NAME
App::dupfind::Threaded::MapReduce::Weed - Map-reduce version of weed_dups, and the worker thread for it
VERSION
version 0.140230
DESCRIPTION
Overrides the weed_dups method from App::dupfind::Common and implements an worker thread routine that is invoked therein. In this threaded version of weed_dups, the set of same-size file groupings is mapped as a task and sent to the main map reducer logic engine implemented in App::dupfind::Threaded::MapReduce. The outcome of that multithreaded map-reduce operation is a significantly smaller list of potential duplicates (or no duplicates if none were left after the weeding-out).

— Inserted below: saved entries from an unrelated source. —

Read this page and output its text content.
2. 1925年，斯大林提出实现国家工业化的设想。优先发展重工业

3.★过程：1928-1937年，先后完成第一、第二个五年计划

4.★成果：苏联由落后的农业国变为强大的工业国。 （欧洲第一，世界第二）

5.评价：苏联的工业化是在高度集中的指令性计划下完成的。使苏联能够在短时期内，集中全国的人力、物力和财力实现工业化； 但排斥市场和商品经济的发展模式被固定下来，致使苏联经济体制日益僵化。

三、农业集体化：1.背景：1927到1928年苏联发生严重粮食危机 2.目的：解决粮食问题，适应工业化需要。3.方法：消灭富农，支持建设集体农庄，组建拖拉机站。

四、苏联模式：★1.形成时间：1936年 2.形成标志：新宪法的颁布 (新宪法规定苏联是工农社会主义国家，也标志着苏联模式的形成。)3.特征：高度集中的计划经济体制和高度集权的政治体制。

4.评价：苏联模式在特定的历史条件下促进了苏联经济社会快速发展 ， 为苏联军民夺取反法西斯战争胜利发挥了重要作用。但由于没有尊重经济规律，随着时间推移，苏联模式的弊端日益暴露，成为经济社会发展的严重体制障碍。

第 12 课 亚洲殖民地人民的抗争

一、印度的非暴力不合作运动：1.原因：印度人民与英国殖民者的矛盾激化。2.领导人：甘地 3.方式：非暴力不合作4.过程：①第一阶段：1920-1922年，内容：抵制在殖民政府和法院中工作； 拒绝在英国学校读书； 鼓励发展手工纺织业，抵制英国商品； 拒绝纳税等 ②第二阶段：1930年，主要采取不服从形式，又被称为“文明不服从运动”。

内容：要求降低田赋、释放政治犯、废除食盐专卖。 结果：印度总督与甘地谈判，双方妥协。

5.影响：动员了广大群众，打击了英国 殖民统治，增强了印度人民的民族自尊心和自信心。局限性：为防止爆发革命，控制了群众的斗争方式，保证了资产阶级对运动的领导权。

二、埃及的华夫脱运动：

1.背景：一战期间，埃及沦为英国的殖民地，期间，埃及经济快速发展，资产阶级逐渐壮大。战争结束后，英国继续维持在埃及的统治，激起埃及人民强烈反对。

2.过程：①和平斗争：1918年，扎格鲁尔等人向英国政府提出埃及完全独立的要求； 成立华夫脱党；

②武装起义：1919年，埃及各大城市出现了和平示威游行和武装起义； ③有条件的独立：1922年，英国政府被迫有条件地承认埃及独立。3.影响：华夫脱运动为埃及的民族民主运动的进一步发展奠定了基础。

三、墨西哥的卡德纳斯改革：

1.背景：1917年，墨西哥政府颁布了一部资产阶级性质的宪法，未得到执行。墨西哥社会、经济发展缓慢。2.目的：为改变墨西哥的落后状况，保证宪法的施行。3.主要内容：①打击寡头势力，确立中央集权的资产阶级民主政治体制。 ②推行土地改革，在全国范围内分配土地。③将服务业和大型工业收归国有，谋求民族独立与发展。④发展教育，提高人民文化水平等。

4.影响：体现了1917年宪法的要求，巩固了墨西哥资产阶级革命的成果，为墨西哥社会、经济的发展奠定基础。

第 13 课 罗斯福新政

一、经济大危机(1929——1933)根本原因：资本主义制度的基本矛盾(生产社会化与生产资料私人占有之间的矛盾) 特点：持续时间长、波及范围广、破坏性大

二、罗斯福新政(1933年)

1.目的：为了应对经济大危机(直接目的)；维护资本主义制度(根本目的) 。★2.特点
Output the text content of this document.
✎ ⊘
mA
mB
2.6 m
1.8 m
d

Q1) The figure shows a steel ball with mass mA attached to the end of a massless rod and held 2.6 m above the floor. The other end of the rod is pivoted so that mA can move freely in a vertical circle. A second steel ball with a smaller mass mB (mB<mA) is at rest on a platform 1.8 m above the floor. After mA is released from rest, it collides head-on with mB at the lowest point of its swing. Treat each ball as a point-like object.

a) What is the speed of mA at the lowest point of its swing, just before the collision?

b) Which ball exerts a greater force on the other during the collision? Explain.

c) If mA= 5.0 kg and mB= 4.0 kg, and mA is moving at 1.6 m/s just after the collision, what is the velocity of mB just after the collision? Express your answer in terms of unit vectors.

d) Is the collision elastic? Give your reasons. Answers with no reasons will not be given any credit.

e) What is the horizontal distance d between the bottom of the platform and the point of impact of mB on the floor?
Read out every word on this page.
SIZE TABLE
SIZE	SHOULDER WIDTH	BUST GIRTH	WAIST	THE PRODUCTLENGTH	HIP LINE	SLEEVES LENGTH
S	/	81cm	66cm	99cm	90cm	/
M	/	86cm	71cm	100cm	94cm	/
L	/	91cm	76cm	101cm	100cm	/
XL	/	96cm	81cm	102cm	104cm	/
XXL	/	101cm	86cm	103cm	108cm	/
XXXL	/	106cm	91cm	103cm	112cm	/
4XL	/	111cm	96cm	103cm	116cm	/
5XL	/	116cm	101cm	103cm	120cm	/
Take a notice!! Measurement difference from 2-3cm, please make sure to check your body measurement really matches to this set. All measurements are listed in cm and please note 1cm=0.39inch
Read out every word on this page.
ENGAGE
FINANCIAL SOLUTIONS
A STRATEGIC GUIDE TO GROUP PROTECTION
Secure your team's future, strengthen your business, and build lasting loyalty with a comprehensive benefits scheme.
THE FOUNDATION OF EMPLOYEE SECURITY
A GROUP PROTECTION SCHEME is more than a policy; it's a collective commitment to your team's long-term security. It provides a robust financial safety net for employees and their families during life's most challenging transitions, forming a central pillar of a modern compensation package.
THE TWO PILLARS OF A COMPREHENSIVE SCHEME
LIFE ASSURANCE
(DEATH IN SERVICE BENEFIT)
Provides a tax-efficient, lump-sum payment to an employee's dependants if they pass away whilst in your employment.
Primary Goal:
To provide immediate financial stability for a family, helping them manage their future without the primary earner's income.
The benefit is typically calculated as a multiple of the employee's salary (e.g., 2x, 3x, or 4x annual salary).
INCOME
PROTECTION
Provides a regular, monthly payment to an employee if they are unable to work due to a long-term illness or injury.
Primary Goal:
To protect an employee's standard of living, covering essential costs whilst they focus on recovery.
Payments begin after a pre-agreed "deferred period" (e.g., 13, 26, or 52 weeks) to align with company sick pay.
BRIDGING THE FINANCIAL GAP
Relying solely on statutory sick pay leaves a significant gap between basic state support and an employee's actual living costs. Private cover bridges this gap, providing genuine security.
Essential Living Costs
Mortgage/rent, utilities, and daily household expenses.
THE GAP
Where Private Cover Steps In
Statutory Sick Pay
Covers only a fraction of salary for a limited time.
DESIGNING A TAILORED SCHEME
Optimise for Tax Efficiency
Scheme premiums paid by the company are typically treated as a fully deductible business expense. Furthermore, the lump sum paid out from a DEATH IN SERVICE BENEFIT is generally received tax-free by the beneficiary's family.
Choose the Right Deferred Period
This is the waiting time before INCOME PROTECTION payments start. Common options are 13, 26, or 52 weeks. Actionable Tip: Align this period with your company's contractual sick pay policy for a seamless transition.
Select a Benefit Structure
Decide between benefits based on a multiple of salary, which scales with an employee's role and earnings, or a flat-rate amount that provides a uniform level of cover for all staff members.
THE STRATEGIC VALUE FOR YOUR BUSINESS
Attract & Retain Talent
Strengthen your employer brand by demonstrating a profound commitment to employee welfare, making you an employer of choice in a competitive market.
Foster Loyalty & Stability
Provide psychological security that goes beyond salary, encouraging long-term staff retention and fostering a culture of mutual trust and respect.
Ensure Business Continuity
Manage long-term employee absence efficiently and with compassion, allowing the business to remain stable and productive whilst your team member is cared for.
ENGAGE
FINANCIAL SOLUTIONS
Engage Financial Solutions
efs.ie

Please don't use this module by itself. It is for internal use only.
METHODS
- weed_dups
-
Calls the map-reduce logic on the $size_dups hashref, providing a wrapped coderef calling out to _weed_worker for every weeding algorithm that has been specified by the user. The coderef mappings are then invoked by the map-reduce engine for same-size size file groupings
This overrides the weed_dups method in App::dupfind::Common
- _weed_worker
-
Runs weed-out passes for same-size file groupings, using $weeder, where $weeder is a weed-out algorithm that tosses out non-dupes by use of more efficient means than hashing alone. The idea is to read as little as possible from the disk while searching out dupes, and to use file hashing (digests) as a last resort.